Le PQ promet de décentraliser les décisions en région

Le chef péquiste, Jean-François Lisée
Photo: Paul Chiasson La Presse canadienne Le chef péquiste, Jean-François Lisée

Le Parti québécois promet de décentraliser les processus décisionnels des régions en affranchissant ces dernières du « veto » de Québec dans l’utilisation de leurs fonds.

« Vive les régions libres ! », a lancé le chef Jean-François Lisée lors d’un point de presse organisé sur le bord de la baie des Sept Îles, dimanche matin.

Par la réinjection de 83 millions de dollars sur quatre ans, le PQ dit vouloir « annuler les coupes budgétaires régionales libérales ».

À l’aide d’une « formule de régionalisation », il souhaite remettre des montants à des instances régionales afin qu’elles veillent elles-mêmes au développement économique local.

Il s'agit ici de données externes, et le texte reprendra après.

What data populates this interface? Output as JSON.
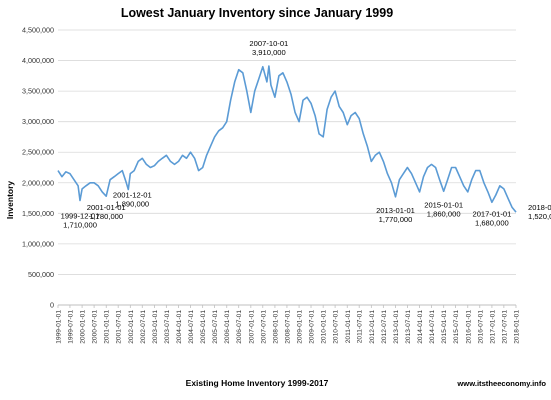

Le PQ n’a pas voulu préciser quelles institutions régionales mettraient la main sur les montants ainsi transférés. « L’important, c’est que vous organisiez cette instance-là, qu’elle soit représentative de toute la région — personne ne peut être exclu de cette instance-là », a affirmé Jean-François Lisée. « Nous ne voulons pas dicter aux régions la forme de leur instance de concertation régionale. Bien sûr, ça se fait autour de la table des préfets. C’est le noyau », a répondu Jean-François Lisée.

Au Québec, la majorité des MRC sont représentées par des préfets qui ne sont pas élus au suffrage universel.

Les maires continuent pour la plupart d’élire leur préfet parmi eux. S’il s’est dit en faveur de l’introduction — en cours — du suffrage universel, Jean-François Lisée a cependant ajouté qu’il ne voyait pas dans la désignation de préfets un obstacle à la gestion démocratique des fonds. « Il y a des préfets qui ne sont pas élus comme préfets, mais ils sont tous élus quelque part », a-t-il fait valoir.

À son avis, « la vraie confiance aux régions » se reflète dans la capacité de dire : « vous êtes responsables ». « Vous n’aurez plus de veto de Québec, vous n’aurez plus de tutelle de Québec », a-t-il promis.

L’enveloppe remise aux régions serait fixée selon des critères « qui incluent la démographie, la vitalité, la dévitalité », a-t-il illustré. « On va les rediscuter dans les discussions avec les régions dans la loi-cadre qui va créer ça dès la première année. »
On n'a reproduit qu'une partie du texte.